Bursa Su Kolektifi'nin basın açıklaması şöyle:
Uzun zamandır turizm sektörünün iştahını kabartan Uludağ için, Uludağ’ı talan etmek için aranan formül bulundu. Uludağ’daki yaşamın tüm olumsuz koşullara rağmen korunmasını sağlayan Milli Parklar yasası kalkanının delinmesi için AKP Bursa milletvekillerinin öncülüğünde ve toplamda 49 milletvekilinin imzası ile Uludağ Alan Başkanlığı Kanun tasarısı Bayındırlık, İmar, Ulaştırma ve Turizm komisyonuna getirildi. Uludağ Alan Başkanlığı kanun tasarısı 10 Aralık günü AKP ve MHP’nin oyları ile komisyonda kabul edildi. Bütçe görüşmeleri sürerken alelacele komisyona getirilen kanun teklifinin önümüzdeki günlerde yine alelacele genel kurula geleceğini biliyoruz.

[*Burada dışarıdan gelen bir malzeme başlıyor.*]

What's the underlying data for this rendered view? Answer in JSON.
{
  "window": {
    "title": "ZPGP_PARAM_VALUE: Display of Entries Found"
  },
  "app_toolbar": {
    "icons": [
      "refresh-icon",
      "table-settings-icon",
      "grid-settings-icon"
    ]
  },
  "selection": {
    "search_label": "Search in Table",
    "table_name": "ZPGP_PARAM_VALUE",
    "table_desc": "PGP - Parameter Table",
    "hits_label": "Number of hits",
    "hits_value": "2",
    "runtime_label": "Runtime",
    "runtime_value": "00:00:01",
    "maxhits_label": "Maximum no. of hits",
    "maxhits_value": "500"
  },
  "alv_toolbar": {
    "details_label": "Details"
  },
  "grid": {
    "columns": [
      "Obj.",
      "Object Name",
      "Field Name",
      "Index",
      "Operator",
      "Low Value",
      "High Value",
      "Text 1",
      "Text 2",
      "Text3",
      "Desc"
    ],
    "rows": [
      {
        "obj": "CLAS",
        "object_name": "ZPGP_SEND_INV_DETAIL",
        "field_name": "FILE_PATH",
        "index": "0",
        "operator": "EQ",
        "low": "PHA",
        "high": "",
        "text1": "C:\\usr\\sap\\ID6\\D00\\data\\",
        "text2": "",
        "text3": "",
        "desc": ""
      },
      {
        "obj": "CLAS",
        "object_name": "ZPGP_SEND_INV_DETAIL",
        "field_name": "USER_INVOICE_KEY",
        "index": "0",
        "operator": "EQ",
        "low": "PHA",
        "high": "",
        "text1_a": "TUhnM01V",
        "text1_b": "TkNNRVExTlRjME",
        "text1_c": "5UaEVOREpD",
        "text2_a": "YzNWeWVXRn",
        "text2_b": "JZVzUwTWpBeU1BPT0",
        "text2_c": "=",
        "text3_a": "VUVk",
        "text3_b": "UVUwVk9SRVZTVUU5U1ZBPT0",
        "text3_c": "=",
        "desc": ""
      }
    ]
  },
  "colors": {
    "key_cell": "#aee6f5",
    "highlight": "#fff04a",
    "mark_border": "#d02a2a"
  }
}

Milli Park sınırları içinde tek yetkili olan Tarım ve Orman Bakanlığı ile Doğa Koruma Ve Milli Parklar Müdürlüğü’nün yetkileri Kültür ve Turizm Bakanlığına ve Uludağ Alan Başkanlığına devrediliyor. Milli Parklar Kanununa göre; Milli parklar üzerinde tasarrufu olan bu iki bakanlıktan sadece birer üye komisyonda yer alıyor. Sınırların Cumhurbaşkanlığı kararı ile değiştirilebilir olması bugün 2 bin hektar olsa da devamında 5 bin hektar belki de milli parkın tamamının Alan Başkanlığı ile yönetilmesinin önünü açıyor. Yaşanacak yıkımları kısa bir süredir alan başkanlığı sistemi ile yönetilen Kapadokya’dan tahmin ediyoruz. Bu kanun ile Uludağ’da koruma altındaki alanlar hızla ranta açılacaktır. Komisyon üyelerinin alacağı kararın, tek adam rejimi ve atama sistemi göz önünde bulundurulduğunda ne kadar bilime, akla uygun olacağı da tartışma konusudur. Bursa’ya ihanet olan bu kanun teklifinin geri çekilmesini istiyoruz. Uludağ’ı Parsel parsel satmanıza göz yummayacağız.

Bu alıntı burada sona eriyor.